Potential Pelosi challengers are taking a wait-and-see approach, hesitant to take her on but ready to pounce if she can’t get to 218 votes.
“They all have the same strategy: Wait to see if she doesn’t have the votes,” said one House Democratic source who is skeptical of the challengers. “If you want to take her on, take her on. We want someone to take on Trump the bully. But you won’t take on the 78-year-old woman.”
On Wednesday, Pelosi won an endorsement from an unlikely source: Trump, who suggested he would ask Republicans to vote for her for speaker, if needed.
“In all fairness, Nancy Pelosi deserves to be chosen Speaker of the House by the Democrats,” Trump tweeted. “If they give her a hard time, perhaps we will add some Republican votes. She has earned this great honor!” The two spoke by phone Tuesday night.
Beyond the race for speaker, current minority whip Rep. Steny Hoyer has said he will run for majority leader, the No. 2 spot. No one so far is challenging him. But underscoring the pent-up demand among next-generation House leaders, other leadership positions are being contested.
Rep. Diana DeGette of Colorado said she would challenge Rep.

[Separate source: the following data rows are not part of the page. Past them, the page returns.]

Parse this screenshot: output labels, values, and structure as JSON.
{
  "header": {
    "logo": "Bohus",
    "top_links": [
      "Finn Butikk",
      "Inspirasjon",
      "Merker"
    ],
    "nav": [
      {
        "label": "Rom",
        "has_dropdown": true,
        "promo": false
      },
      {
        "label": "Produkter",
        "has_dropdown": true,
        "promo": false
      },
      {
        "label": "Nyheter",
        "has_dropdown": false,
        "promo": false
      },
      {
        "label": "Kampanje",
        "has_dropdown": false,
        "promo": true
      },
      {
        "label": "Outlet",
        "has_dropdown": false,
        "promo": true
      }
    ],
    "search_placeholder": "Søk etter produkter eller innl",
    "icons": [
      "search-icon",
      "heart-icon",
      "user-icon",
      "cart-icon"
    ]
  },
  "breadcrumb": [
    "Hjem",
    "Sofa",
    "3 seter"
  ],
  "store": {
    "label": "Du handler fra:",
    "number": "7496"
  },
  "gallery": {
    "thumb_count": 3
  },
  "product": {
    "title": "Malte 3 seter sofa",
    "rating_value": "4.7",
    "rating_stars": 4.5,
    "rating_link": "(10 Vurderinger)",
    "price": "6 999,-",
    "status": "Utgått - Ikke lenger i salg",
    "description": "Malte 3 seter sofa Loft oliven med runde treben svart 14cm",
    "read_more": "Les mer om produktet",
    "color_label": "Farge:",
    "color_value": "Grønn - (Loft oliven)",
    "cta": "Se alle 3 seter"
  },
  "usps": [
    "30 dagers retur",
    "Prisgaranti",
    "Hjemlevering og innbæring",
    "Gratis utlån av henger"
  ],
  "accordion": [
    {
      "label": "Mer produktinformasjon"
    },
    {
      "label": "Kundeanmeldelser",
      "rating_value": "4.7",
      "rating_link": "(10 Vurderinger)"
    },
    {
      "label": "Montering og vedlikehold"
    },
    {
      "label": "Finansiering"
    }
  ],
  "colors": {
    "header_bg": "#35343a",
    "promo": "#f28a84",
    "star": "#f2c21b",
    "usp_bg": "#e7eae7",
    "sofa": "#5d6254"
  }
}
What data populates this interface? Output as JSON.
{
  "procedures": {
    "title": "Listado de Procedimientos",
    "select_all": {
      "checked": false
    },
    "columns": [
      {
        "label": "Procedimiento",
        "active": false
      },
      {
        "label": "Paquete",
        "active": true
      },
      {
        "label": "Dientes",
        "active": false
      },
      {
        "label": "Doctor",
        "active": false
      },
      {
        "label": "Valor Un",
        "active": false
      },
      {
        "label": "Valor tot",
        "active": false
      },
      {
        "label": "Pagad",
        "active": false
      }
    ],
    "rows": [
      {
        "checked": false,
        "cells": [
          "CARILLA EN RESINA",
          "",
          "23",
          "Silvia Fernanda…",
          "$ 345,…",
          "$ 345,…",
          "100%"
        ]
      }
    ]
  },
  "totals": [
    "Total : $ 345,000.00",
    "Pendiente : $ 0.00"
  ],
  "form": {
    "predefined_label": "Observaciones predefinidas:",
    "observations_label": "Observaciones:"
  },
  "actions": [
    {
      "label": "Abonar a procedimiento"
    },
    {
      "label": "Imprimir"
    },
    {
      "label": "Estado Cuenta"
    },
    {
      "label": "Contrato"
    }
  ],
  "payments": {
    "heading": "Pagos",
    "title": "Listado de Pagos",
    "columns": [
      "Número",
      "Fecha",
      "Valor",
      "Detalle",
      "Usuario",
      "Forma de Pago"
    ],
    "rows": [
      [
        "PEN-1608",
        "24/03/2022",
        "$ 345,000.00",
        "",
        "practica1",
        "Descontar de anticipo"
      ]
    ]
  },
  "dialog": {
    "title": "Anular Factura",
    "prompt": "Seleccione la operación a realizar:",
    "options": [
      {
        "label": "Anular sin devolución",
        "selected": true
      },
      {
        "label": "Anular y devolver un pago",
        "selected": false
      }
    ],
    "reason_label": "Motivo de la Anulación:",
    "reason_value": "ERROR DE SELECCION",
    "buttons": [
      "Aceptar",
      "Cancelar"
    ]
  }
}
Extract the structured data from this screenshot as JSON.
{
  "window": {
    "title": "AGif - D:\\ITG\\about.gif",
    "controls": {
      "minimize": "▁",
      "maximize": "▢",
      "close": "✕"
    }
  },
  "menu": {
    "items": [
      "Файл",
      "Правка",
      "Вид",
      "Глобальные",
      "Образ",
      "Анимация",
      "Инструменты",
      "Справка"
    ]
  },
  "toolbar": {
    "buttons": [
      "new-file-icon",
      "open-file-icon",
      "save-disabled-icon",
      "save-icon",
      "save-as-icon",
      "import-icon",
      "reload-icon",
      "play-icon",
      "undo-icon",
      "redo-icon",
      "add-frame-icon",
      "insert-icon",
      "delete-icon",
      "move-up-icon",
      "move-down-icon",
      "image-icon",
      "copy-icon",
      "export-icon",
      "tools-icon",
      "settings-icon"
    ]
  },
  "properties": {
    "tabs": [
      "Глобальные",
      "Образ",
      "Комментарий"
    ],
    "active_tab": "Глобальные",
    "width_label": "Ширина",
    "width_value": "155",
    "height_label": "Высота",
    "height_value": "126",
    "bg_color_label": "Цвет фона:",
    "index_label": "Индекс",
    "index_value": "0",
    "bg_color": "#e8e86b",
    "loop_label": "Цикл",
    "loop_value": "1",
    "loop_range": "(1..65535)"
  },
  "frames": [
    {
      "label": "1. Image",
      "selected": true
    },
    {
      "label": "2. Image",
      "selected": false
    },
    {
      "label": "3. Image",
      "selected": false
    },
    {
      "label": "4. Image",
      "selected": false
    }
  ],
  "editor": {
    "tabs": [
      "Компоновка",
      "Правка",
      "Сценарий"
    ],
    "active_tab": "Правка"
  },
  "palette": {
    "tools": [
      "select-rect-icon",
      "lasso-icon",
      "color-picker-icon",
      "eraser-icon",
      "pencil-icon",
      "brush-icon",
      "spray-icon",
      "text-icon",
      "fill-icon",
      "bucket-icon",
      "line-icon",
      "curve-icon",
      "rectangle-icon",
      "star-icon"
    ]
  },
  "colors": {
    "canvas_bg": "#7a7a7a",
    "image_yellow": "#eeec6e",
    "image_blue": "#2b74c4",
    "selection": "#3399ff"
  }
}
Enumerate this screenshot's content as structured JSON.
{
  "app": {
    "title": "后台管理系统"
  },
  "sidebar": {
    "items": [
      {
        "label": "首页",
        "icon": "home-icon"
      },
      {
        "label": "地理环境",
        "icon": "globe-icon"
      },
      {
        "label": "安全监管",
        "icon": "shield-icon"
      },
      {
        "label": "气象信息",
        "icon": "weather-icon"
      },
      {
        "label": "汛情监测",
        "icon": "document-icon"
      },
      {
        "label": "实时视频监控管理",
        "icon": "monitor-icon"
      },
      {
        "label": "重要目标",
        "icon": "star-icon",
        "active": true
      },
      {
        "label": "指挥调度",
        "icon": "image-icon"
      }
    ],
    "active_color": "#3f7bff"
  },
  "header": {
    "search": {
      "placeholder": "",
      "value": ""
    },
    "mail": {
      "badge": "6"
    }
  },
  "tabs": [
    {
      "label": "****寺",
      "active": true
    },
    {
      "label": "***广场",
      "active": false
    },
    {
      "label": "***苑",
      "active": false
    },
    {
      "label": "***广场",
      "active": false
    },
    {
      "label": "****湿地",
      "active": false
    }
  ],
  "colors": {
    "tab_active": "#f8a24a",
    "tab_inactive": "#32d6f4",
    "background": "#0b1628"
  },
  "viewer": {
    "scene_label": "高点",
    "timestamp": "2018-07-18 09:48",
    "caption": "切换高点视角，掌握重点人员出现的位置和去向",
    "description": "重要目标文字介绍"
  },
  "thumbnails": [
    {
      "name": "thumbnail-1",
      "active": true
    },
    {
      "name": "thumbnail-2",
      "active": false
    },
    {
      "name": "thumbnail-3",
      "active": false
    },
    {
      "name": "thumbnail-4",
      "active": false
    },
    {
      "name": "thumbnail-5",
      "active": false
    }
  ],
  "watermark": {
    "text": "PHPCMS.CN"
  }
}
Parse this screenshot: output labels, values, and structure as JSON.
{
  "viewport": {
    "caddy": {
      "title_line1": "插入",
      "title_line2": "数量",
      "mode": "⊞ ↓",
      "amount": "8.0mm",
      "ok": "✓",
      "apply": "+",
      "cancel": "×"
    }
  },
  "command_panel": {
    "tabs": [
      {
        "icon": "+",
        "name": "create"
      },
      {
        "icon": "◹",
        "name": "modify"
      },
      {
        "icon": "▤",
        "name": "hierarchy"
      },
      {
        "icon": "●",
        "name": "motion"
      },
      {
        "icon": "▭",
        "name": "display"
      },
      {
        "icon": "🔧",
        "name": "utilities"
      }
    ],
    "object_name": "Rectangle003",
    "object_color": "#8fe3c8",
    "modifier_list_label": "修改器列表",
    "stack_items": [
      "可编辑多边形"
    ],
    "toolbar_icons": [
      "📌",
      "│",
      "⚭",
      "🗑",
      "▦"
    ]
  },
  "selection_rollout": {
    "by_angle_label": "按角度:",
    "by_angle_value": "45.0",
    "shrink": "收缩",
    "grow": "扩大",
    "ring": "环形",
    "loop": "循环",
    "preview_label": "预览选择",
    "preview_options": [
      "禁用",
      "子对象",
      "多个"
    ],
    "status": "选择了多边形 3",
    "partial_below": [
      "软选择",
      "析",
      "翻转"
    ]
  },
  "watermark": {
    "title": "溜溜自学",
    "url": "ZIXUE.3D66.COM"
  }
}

Jim Clyburn of South Carolina for the No. 3 job as majority whip.
Rep. Ben Ray Lujan of New Mexico, who led the Democrats’ successful campaign arm this cycle, announced a run for the No. 4 job, assistant Democratic leader, pitting himself against two other potential up-and-comers.
2:25 p.m.: This article was updated with details about other leadership races.
12:20 p.m.: This article was updated with the latest election results and Pelosi’s comments.